Demo '97: Narrative finds answer to Web video

Guy Kewney reporting live from Demo '97 in Palm Springs, California
Written by Guy Kewney, Contributor

The solution to video across the Web has been found: a company called Narrative has made the breakthrough with an animated cartoon technology. For the rest, however, the message is clear: it still doesn't work, and lips don't synch.

For example, after RealAudio, Progressive Networks has moved on to RealVideo. This delivers what they describe as "newscast-quality" streaming video which you can download now and see for yourself. Over a 64 kilobit ISDN link, it nearly works. Over a standard modem, the phrase "newscast-quality" turns out to mean "like one of those interference-prone war reports or racing car cameras" - gives you something to look at.

It's moving pictures. That is to say, the fractal compression artefacts actually cause the image to shift and shimmer even when the subject is staying still.

So it's back to cartoons, and Narrative Enliven. And adverts; because what Enliven can do to the Web is make advertising viable for the first time. I mean, seriously, how much do you think Intel is going to spend on advertising on the Web if all it can say is "Intel Inside!" in a tiny banner at the top of a page?

So Enliven turns the advert into an interactive experience. A 20 second download provides enough graphics and audio and scripting for a half-minute animated cartoon sequence; and unlike most TV ads, you don't have to endure a pre-scripted banal message. You can create your own banal message by clicking parts of the image. And the image can expand and contract during playback.

At least this gives Narrative an advantage over other people offering "cool technology" to Web users: someone is going to pay for this.
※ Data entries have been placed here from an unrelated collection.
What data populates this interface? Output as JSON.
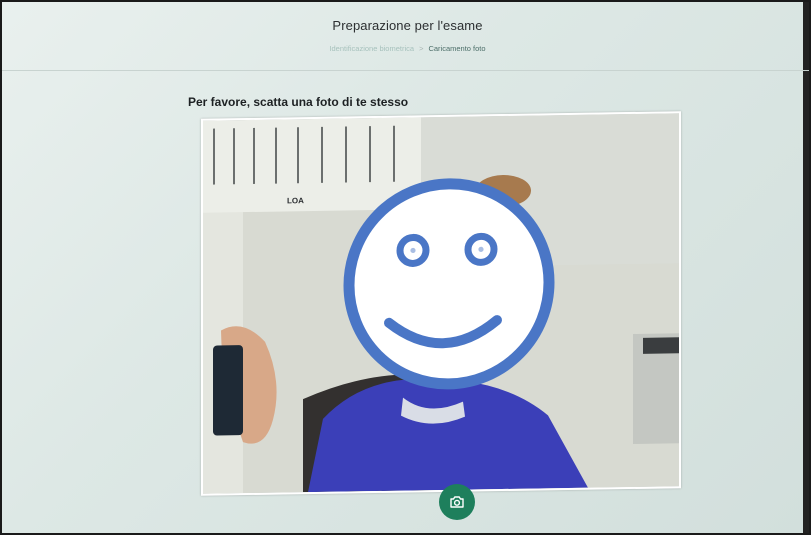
{
  "header": {
    "title": "Preparazione per l'esame",
    "breadcrumb": {
      "step1": "Identificazione biometrica",
      "separator": ">",
      "step2": "Caricamento foto"
    }
  },
  "main": {
    "instruction": "Per favore, scatta una foto di te stesso",
    "camera_feed": {
      "wall_sign_text": "LOA",
      "overlay": "smiley-face"
    },
    "capture_button_icon": "camera-icon"
  },
  "colors": {
    "accent_green": "#1e7f5c",
    "smiley_blue": "#4a76c6",
    "sweater_blue": "#3b3fb8"
  }
}
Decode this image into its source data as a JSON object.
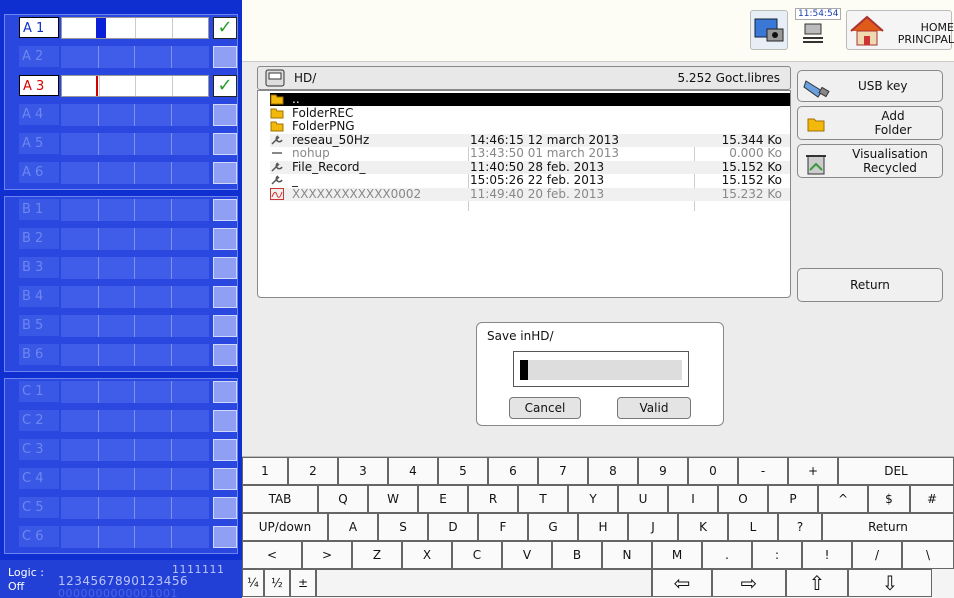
{
  "channels": {
    "group_a": [
      {
        "label": "A 1",
        "state": "on",
        "label_color": "#1030c8",
        "checked": true,
        "mark_color": "#0a20d8"
      },
      {
        "label": "A 2",
        "state": "off",
        "checked": false
      },
      {
        "label": "A 3",
        "state": "on",
        "label_color": "#d00000",
        "checked": true,
        "mark_color": "#d00000"
      },
      {
        "label": "A 4",
        "state": "off",
        "checked": false
      },
      {
        "label": "A 5",
        "state": "off",
        "checked": false
      },
      {
        "label": "A 6",
        "state": "off",
        "checked": false
      }
    ],
    "group_b": [
      {
        "label": "B 1",
        "state": "off",
        "checked": false
      },
      {
        "label": "B 2",
        "state": "off",
        "checked": false
      },
      {
        "label": "B 3",
        "state": "off",
        "checked": false
      },
      {
        "label": "B 4",
        "state": "off",
        "checked": false
      },
      {
        "label": "B 5",
        "state": "off",
        "checked": false
      },
      {
        "label": "B 6",
        "state": "off",
        "checked": false
      }
    ],
    "group_c": [
      {
        "label": "C 1",
        "state": "off",
        "checked": false
      },
      {
        "label": "C 2",
        "state": "off",
        "checked": false
      },
      {
        "label": "C 3",
        "state": "off",
        "checked": false
      },
      {
        "label": "C 4",
        "state": "off",
        "checked": false
      },
      {
        "label": "C 5",
        "state": "off",
        "checked": false
      },
      {
        "label": "C 6",
        "state": "off",
        "checked": false
      }
    ],
    "check_glyph": "✓"
  },
  "logic": {
    "label": "Logic :",
    "state": "Off",
    "digits_top": "1111111",
    "digits": "1234567890123456",
    "bits": "0000000000001001"
  },
  "topbar": {
    "time": "11:54:54",
    "home_label_1": "HOME",
    "home_label_2": "PRINCIPAL"
  },
  "file_browser": {
    "path": "HD/",
    "free_space": "5.252 Goct.libres",
    "rows": [
      {
        "icon": "folder-icon",
        "name": "..",
        "date": "",
        "size": "",
        "selected": true
      },
      {
        "icon": "folder-icon",
        "name": "FolderREC",
        "date": "",
        "size": ""
      },
      {
        "icon": "folder-icon",
        "name": "FolderPNG",
        "date": "",
        "size": ""
      },
      {
        "icon": "wrench-icon",
        "name": "reseau_50Hz",
        "date": "14:46:15 12 march 2013",
        "size": "15.344 Ko"
      },
      {
        "icon": "dash-icon",
        "name": "nohup",
        "date": "13:43:50 01 march 2013",
        "size": "0.000 Ko",
        "grey": true
      },
      {
        "icon": "wrench-icon",
        "name": "File_Record_",
        "date": "11:40:50 28 feb. 2013",
        "size": "15.152 Ko"
      },
      {
        "icon": "wrench-icon",
        "name": "_",
        "date": "15:05:26 22 feb. 2013",
        "size": "15.152 Ko"
      },
      {
        "icon": "chart-icon",
        "name": "XXXXXXXXXXXX0002",
        "date": "11:49:40 20 feb. 2013",
        "size": "15.232 Ko",
        "grey": true
      }
    ]
  },
  "side_buttons": {
    "usb": "USB key",
    "add_folder_1": "Add",
    "add_folder_2": "Folder",
    "recycled_1": "Visualisation",
    "recycled_2": "Recycled",
    "return": "Return"
  },
  "save_dialog": {
    "title": "Save inHD/",
    "input_value": "",
    "cancel": "Cancel",
    "valid": "Valid"
  },
  "keyboard": {
    "row1": [
      "1",
      "2",
      "3",
      "4",
      "5",
      "6",
      "7",
      "8",
      "9",
      "0",
      "-",
      "+",
      "DEL"
    ],
    "row2": [
      "TAB",
      "Q",
      "W",
      "E",
      "R",
      "T",
      "Y",
      "U",
      "I",
      "O",
      "P",
      "^",
      "$",
      "#"
    ],
    "row3": [
      "UP/down",
      "A",
      "S",
      "D",
      "F",
      "G",
      "H",
      "J",
      "K",
      "L",
      "?",
      "Return"
    ],
    "row4": [
      "<",
      ">",
      "Z",
      "X",
      "C",
      "V",
      "B",
      "N",
      "M",
      ".",
      ":",
      "!",
      "/",
      "\\"
    ],
    "row5": [
      "¼",
      "½",
      "±",
      "",
      "⇦",
      "⇨",
      "⇧",
      "⇩"
    ]
  }
}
The viewer is free, sure, but the editing and producing suite is in line with what an advertising agency can afford.

As to the technology behind, it's objects and a scripting language. How the graphics characters are defined, I don't know, but it's clearly highly vectorised, with the images being drawn locally, rather than transmitted as bitmaps. And a scripting language tells the objects where to move and how to behave.

Apparently it's not quick enough for "twitch" games, but there are ways of tracking objects and the mouse as they travel around the screen like sprites, so some sort of amusement is possible.

It will also be good for educational stuff, they think, but they're smart enough to know that schools aren't rich. It's advertisers they're pitching to.